All of the companies I have worked for have individual AD accounts with permissions in SQL. They have all wanted to keep things easier by using AD security groups, but there are various reasons why that isnt always the reality, such as: software limitations, linked server config, legacy needs, changes impacting critical processes, etc..

I was recently introduced to the xp_logininfo stored procedure. It is a very handy tool to use to gather information about an AD account, or for user groups. Whenever someone asks for access, it is my go-to to find all of the groups they belong to which already have some permissions.  I still check AD to see if there are more appropriate groups (based on who else is in a group), but I thought I would share how this stored proc is helpful.

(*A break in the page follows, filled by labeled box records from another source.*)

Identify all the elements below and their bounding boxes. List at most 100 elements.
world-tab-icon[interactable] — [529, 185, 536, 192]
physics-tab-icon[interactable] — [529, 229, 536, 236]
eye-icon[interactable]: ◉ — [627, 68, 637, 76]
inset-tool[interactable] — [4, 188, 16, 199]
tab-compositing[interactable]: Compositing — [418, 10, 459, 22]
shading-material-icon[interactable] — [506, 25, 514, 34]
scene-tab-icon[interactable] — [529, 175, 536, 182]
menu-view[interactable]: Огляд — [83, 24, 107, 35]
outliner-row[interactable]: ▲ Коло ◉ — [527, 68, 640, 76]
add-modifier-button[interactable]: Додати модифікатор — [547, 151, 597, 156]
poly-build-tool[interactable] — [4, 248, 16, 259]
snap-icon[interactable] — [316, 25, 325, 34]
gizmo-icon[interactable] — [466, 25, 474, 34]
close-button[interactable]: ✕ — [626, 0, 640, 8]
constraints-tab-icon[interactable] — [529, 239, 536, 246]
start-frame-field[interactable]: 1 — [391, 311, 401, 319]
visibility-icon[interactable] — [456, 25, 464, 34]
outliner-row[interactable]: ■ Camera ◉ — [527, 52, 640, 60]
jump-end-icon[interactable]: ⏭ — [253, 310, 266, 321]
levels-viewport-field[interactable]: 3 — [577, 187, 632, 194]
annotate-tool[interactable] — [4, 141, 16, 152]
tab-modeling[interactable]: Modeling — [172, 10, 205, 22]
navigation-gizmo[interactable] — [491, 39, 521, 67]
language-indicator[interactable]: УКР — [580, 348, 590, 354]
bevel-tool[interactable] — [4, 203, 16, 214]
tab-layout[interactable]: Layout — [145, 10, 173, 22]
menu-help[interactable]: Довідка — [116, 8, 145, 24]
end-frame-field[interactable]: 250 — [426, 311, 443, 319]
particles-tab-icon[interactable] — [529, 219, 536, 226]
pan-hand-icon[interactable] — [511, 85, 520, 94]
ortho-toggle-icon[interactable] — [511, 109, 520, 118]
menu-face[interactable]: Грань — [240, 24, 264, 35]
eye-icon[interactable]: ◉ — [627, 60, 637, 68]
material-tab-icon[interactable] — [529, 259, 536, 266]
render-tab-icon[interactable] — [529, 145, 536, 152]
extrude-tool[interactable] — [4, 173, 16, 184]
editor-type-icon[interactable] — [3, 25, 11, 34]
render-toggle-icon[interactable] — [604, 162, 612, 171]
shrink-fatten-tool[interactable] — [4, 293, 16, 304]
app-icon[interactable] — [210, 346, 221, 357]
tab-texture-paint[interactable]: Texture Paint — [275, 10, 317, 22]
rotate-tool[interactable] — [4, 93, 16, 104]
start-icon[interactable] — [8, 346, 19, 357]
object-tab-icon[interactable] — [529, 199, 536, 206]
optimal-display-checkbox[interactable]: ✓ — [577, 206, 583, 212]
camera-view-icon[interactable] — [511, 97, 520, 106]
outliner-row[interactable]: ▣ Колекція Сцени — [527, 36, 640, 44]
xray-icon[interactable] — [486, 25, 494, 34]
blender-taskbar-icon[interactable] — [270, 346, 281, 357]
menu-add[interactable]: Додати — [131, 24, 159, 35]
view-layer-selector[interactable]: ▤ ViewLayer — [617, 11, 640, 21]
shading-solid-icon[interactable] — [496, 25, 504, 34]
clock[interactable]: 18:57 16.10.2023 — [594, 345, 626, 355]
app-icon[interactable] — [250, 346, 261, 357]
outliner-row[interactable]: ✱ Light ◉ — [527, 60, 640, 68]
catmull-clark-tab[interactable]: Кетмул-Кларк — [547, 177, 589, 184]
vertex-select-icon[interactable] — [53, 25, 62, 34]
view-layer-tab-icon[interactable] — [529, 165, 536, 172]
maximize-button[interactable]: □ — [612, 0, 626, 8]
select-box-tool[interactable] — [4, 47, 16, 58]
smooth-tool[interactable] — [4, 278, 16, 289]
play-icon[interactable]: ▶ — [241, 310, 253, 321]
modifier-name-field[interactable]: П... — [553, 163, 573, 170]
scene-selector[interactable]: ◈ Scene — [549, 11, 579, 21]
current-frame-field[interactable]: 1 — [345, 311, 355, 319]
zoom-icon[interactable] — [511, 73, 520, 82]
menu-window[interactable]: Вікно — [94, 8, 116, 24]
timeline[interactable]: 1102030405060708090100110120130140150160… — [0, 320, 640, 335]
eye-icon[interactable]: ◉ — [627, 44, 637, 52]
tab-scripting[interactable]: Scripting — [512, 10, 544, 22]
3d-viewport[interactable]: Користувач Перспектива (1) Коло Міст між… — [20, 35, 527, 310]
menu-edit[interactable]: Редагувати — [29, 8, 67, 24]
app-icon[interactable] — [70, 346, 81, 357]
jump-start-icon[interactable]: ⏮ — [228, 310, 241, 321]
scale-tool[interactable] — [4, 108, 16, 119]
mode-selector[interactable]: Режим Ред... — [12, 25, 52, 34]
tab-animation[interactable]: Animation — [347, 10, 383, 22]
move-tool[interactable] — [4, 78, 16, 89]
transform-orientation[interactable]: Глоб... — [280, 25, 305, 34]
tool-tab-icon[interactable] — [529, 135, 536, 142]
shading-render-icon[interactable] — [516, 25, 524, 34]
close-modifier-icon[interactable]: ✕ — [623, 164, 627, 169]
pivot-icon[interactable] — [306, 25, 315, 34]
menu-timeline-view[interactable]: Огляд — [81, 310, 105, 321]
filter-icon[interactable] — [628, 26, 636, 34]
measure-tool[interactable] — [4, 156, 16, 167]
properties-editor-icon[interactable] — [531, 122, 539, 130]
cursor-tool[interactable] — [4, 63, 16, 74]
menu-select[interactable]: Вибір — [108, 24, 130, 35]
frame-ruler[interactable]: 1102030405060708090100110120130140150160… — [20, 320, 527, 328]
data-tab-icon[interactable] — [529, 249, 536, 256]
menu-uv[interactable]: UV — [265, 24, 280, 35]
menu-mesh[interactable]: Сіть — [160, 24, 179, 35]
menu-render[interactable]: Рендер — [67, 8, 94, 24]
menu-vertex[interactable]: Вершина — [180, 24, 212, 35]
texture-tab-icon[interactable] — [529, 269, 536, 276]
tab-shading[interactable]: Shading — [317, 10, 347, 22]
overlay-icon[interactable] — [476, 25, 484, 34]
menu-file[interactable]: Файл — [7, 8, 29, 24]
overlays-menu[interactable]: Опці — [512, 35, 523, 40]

  • xp_logininfo 'ADaccountName', 'all'
    By including the AD account name, you can get a list of all of the AD security groups that user belongs to, which have permissions on that particular instance being queried. That last part is important. It isnt a list of all of the network groups that user belongs to - it is only those that already exist on that instance of sql. For example, if my account belongs to GroupA, GroupB and GroupC; the sql instance I am querying already has GroupB with permissions; then that will be the only result returned even though my account belongs to all 3 groups in AD.
  • xp_logininfo 'ADsecurityGroupName', 'members'
    By including the AD security group name, you can get a list of all of the AD members who belong in that group. This is an easy way of querying to get a list of everyone who has access.